Background and Conventional Wisdom
Historically and in the present, many dataflow machines have been proposed and explored. These proposals promise to achieve a certain level of computinge efficiency. They are cast as a solution to the inefficiency of von Neumann-computing: executing one instruction at a time. Historically these designs have failed to provide such performance efficiency, which has resulted in the domination of conventional, general-purpose processors. These dataflow designs use a technique called out-of-order execution, which identifies what instructions can execute when, using circuits in hardware. This approach consumes extreme amounts of power and transistors, making the CPUs exorbitantly large and expensive. Recently, dataflow architectures have generated renewed interest with hopes of addressing some of the compute challenges in machine learning.
We observe that past challenges of dataflow remain. Unless those are addressed, these architectures are unlikely to provide efficiency benefits for machine learning, similar to the challenges with other domains. The particular deficiency of dataflow is that control speculation is limited by the difficulty of implementing dataflow-based squashing. Additionally, the latency cost of explicit data communication can be prohibitive. Finally, the compilation challenges have proven hard to surmount. The massive scale and complexity of (application-level) graphs and richness of operators in modern deep-learning, makes the compiler problem excessively hard.
What is unexplored so far is the fine-grained interleaving of explicit-dataflow with a control-processor – i.e. the theoretical and practical limits of being able to switch with low cost between an explicit-dataflow hardware/ISA and a control processor’s Von Neumann ISA. Figure 1(a) shows a logical view of such a hybrid architecture, and Figure 1(b) shows the capability of this architecture to exploit fine-grain (thousands to millions of instructions) application phases.
Figure 1. Exploiting dynamic program behavior. (a) The logical view of a heterogeneous architecture, where Von Neumann and dataflow are substrates that are integrated to the same cache hierarchy. (b) The architecture preference changes over time during application execution.
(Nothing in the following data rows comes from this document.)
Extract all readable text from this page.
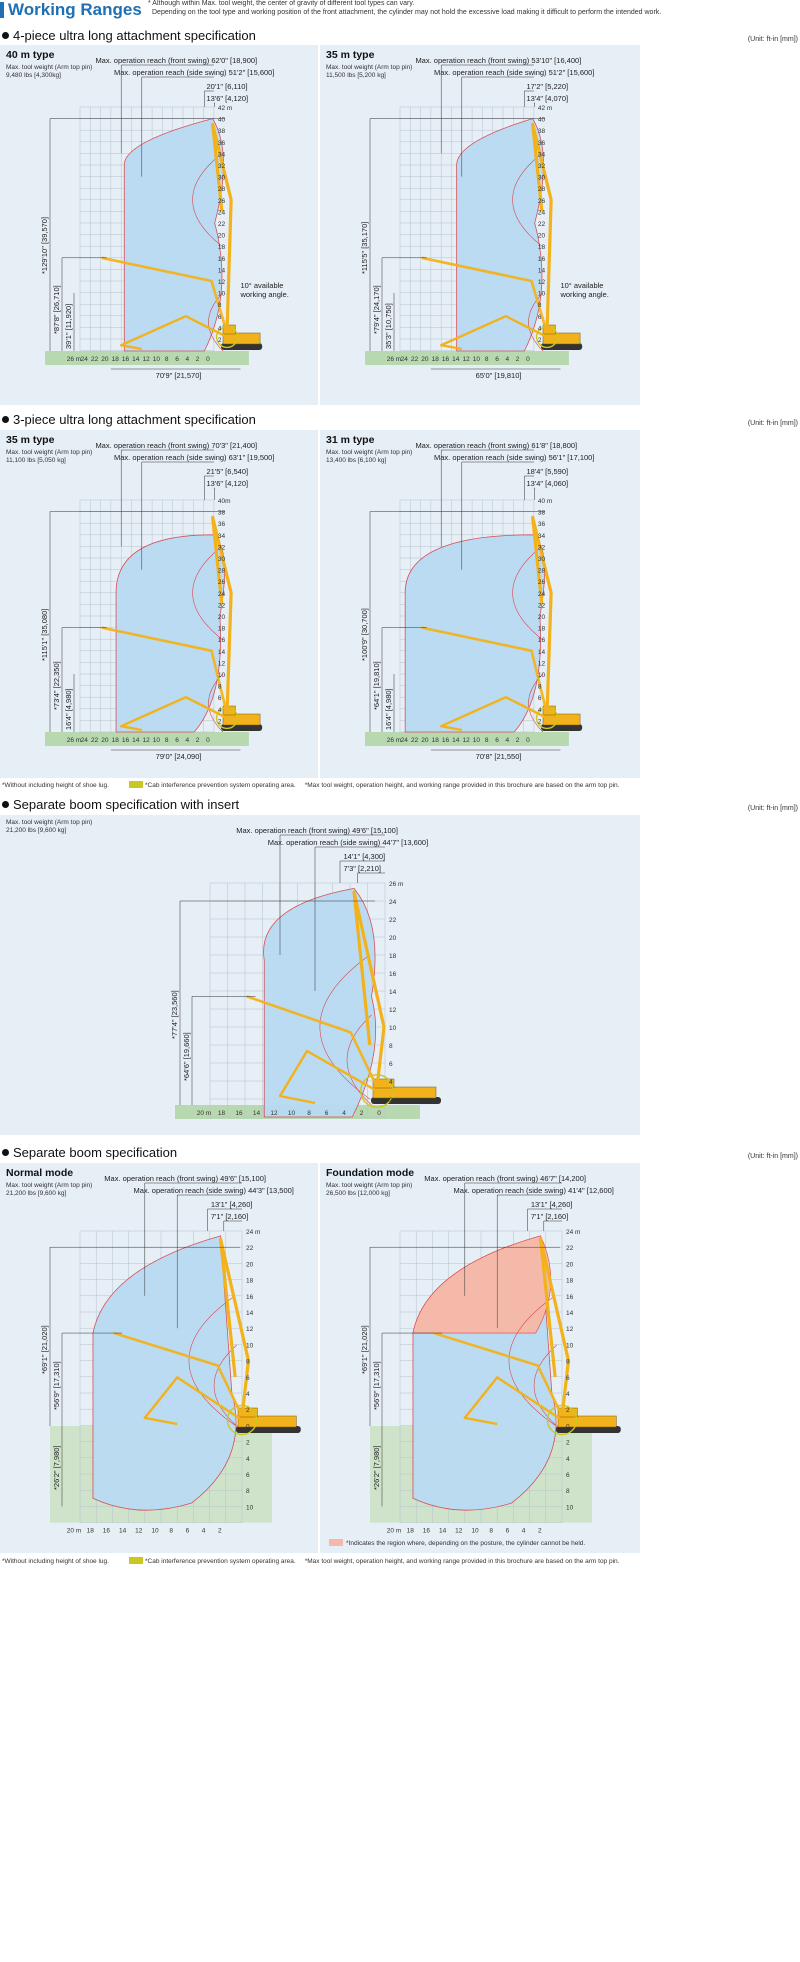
Working Ranges * Although within Max. tool weight, the center of gravity of different tool types can vary.
Depending on the tool type and working position of the front attachment, the cylinder may not hold the excessive load making it difficult to perform the intended work.
4-piece ultra long attachment specification	(Unit: ft-in [mm])
40 m type
Max. tool weight (Arm top pin)
9,480 lbs [4,300kg]
26 m 24 22 20 18 16 14 12 10 8 6 4 2 0
42 m
40
38
36
34
32
30
28
26
24
22
20
18
16
14
12
10
8
6
4
2
Max. operation reach (front swing) 62'0" [18,900]
Max. operation reach (side swing) 51'2" [15,600]
20'1" [6,110]
13'6" [4,120]
*129'10" [39,570]
*87'8" [26,710] 39'1" [11,920]
70'9" [21,570]
10° available
working angle.
35 m type
Max. tool weight (Arm top pin)
11,500 lbs [5,200 kg]
26 m 24 22 20 18 16 14 12 10 8 6 4 2 0
42 m
40
38
36
34
32
30
28
26
24
22
20
18
16
14
12
10
8
6
4
2
Max. operation reach (front swing) 53'10" [16,400]
Max. operation reach (side swing) 51'2" [15,600]
17'2" [5,220]
13'4" [4,070]
*115'5" [35,170]
*79'4" [24,170] 35'3" [10,750]
65'0" [19,810]
10° available
working angle.
3-piece ultra long attachment specification	(Unit: ft-in [mm])
35 m type
Max. tool weight (Arm top pin)
11,100 lbs [5,050 kg]
26 m 24 22 20 18 16 14 12 10 8 6 4 2 0
40m
38
36
34
32
30
28
26
24
22
20
18
16
14
12
10
8
6
4
2
Max. operation reach (front swing) 70'3" [21,400]
Max. operation reach (side swing) 63'1" [19,500]
21'5" [6,540]
13'6" [4,120]
*115'1" [35,080]
*73'4" [22,350] 16'4" [4,980]
79'0" [24,090]
31 m type
Max. tool weight (Arm top pin)
13,400 lbs [6,100 kg]
26 m 24 22 20 18 16 14 12 10 8 6 4 2 0
40 m
38
36
34
32
30
28
26
24
22
20
18
16
14
12
10
8
6
4
2
Max. operation reach (front swing) 61'8" [18,800]
Max. operation reach (side swing) 56'1" [17,100]
18'4" [5,590]
13'4" [4,060]
*100'9" [30,700]
*64'1" [19,810] 16'4" [4,980]
70'8" [21,550]
*Without including height of shoe lug.	*Cab interference prevention system operating area. *Max tool weight, operation height, and working range provided in this brochure are based on the arm top pin.
Separate boom specification with insert	(Unit: ft-in [mm])
Max. tool weight (Arm top pin)
21,200 lbs [9,600 kg]
20 m 18 16 14 12 10 8 6 4 2 0
26 m
24
22
20
18
16
14
12
10
8
6
4
2
Max. operation reach (front swing) 49'6" [15,100]
Max. operation reach (side swing) 44'7" [13,600]
14'1" [4,300]
7'3" [2,210]
*77'4" [23,560]
*64'6" [19,660]
Separate boom specification	(Unit: ft-in [mm])
Normal mode
Max. tool weight (Arm top pin)
21,200 lbs [9,600 kg]
20 m 18 16 14 12 10 8 6 4 2
24 m
22
20
18
16
14
12
10
8
6
4
2
0
2
4
6
8
10
Max. operation reach (front swing) 49'6" [15,100]
Max. operation reach (side swing) 44'3" [13,500]
13'1" [4,260]
7'1" [2,160]
*69'1" [21,020]
*56'9" [17,310]
*26'2" [7,980]
Foundation mode
Max. tool weight (Arm top pin)
26,500 lbs [12,000 kg]
20 m 18 16 14 12 10 8 6 4 2
24 m
22
20
18
16
14
12
10
8
6
4
2
0
2
4
6
8
10
Max. operation reach (front swing) 46'7" [14,200]
Max. operation reach (side swing) 41'4" [12,600]
13'1" [4,260]
7'1" [2,160]
*69'1" [21,020]
*56'9" [17,310]
*26'2" [7,980]
*Indicates the region where, depending on the posture, the cylinder cannot be held.
*Without including height of shoe lug.	*Cab interference prevention system operating area. *Max tool weight, operation height, and working range provided in this brochure are based on the arm top pin.
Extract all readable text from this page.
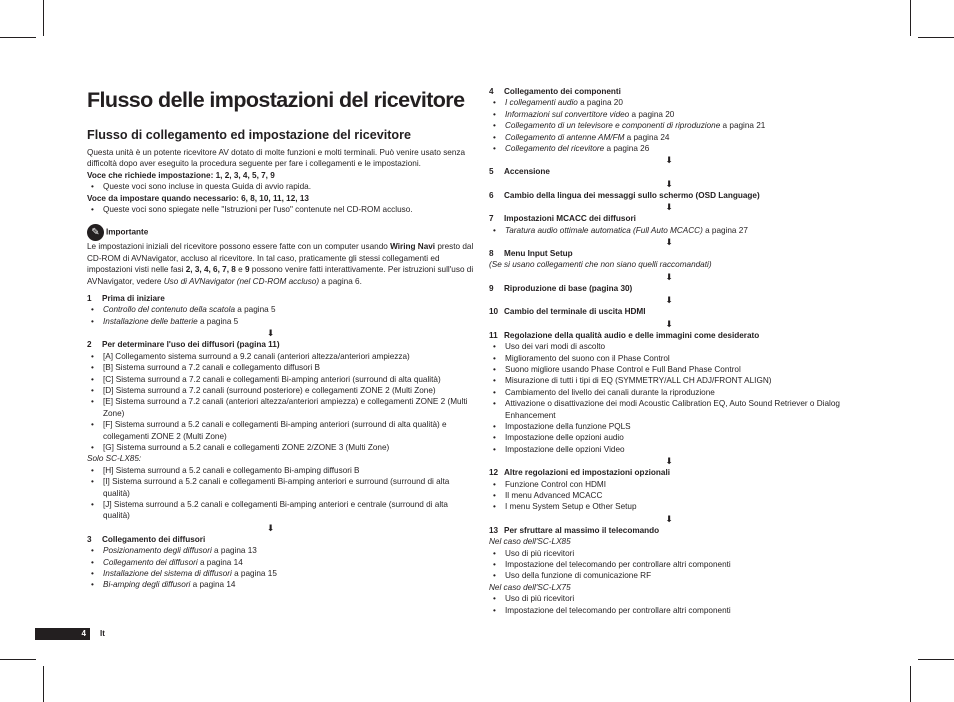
Flusso delle impostazioni del ricevitore
Flusso di collegamento ed impostazione del ricevitore

Questa unità è un potente ricevitore AV dotato di molte funzioni e molti terminali. Può venire usato senza difficoltà dopo aver eseguito la procedura seguente per fare i collegamenti e le impostazioni.

Voce che richiede impostazione: 1, 2, 3, 4, 5, 7, 9

• Queste voci sono incluse in questa Guida di avvio rapida.

Voce da impostare quando necessario: 6, 8, 10, 11, 12, 13

• Queste voci sono spiegate nelle "Istruzioni per l'uso" contenute nel CD-ROM accluso.

✎ Importante

Le impostazioni iniziali del ricevitore possono essere fatte con un computer usando Wiring Navi presto dal CD-ROM di AVNavigator, accluso al ricevitore. In tal caso, praticamente gli stessi collegamenti ed impostazioni visti nelle fasi 2, 3, 4, 6, 7, 8 e 9 possono venire fatti interattivamente. Per istruzioni sull'uso di AVNavigator, vedere Uso di AVNavigator (nel CD-ROM accluso) a pagina 6.

1	Prima di iniziare
• Controllo del contenuto della scatola a pagina 5
• Installazione delle batterie a pagina 5
⬇
2	Per determinare l'uso dei diffusori (pagina 11)
• [A] Collegamento sistema surround a 9.2 canali (anteriori altezza/anteriori ampiezza)
• [B] Sistema surround a 7.2 canali e collegamento diffusori B
• [C] Sistema surround a 7.2 canali e collegamenti Bi-amping anteriori (surround di alta qualità)
• [D] Sistema surround a 7.2 canali (surround posteriore) e collegamenti ZONE 2 (Multi Zone)
• [E] Sistema surround a 7.2 canali (anteriori altezza/anteriori ampiezza) e collegamenti ZONE 2 (Multi Zone)
• [F] Sistema surround a 5.2 canali e collegamenti Bi-amping anteriori (surround di alta qualità) e collegamenti ZONE 2 (Multi Zone)
• [G] Sistema surround a 5.2 canali e collegamenti ZONE 2/ZONE 3 (Multi Zone)

Solo SC-LX85:

• [H] Sistema surround a 5.2 canali e collegamento Bi-amping diffusori B
• [I] Sistema surround a 5.2 canali e collegamenti Bi-amping anteriori e surround (surround di alta qualità)
• [J] Sistema surround a 5.2 canali e collegamenti Bi-amping anteriori e centrale (surround di alta qualità)
⬇
3	Collegamento dei diffusori
• Posizionamento degli diffusori a pagina 13
• Collegamento dei diffusori a pagina 14
• Installazione del sistema di diffusori a pagina 15
• Bi-amping degli diffusori a pagina 14
4	Collegamento dei componenti
• I collegamenti audio a pagina 20
• Informazioni sul convertitore video a pagina 20
• Collegamento di un televisore e componenti di riproduzione a pagina 21
• Collegamento di antenne AM/FM a pagina 24
• Collegamento del ricevitore a pagina 26
⬇
5	Accensione
⬇
6	Cambio della lingua dei messaggi sullo schermo (OSD Language)
⬇
7	Impostazioni MCACC dei diffusori
• Taratura audio ottimale automatica (Full Auto MCACC) a pagina 27
⬇
8	Menu Input Setup

(Se si usano collegamenti che non siano quelli raccomandati)

⬇
9	Riproduzione di base (pagina 30)
⬇
10 Cambio del terminale di uscita HDMI
⬇
11 Regolazione della qualità audio e delle immagini come desiderato
• Uso dei vari modi di ascolto
• Miglioramento del suono con il Phase Control
• Suono migliore usando Phase Control e Full Band Phase Control
• Misurazione di tutti i tipi di EQ (SYMMETRY/ALL CH ADJ/FRONT ALIGN)
• Cambiamento del livello dei canali durante la riproduzione
• Attivazione o disattivazione dei modi Acoustic Calibration EQ, Auto Sound Retriever o Dialog Enhancement
• Impostazione della funzione PQLS
• Impostazione delle opzioni audio
• Impostazione delle opzioni Video
⬇
12 Altre regolazioni ed impostazioni opzionali
• Funzione Control con HDMI
• Il menu Advanced MCACC
• I menu System Setup e Other Setup
⬇
13 Per sfruttare al massimo il telecomando

Nel caso dell'SC-LX85

• Uso di più ricevitori
• Impostazione del telecomando per controllare altri componenti
• Uso della funzione di comunicazione RF

Nel caso dell'SC-LX75

• Uso di più ricevitori
• Impostazione del telecomando per controllare altri componenti
4	It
When framed this way, we made some important and surprising discoveries and also raised interesting questions. Are the benefits of fine-grained interleaving of execution models significant enough? How might one build a practical and small-footprint dataflow engine capable of serving as an offload engine? Which types of control-cores can substantially benefit? Why are certain program region types suitable for explicit dataflow execution?
The potential benefits of an ideal hybrid architecture (ideal dataflow + four-wide OOO) are shown in Figure 2(a). Above each bar is the percentage of execution time in dataflow mode.
Figure 2(b) shows the overall energy and performance trends for three different control processors and how integrating dataflow into them improves their performance.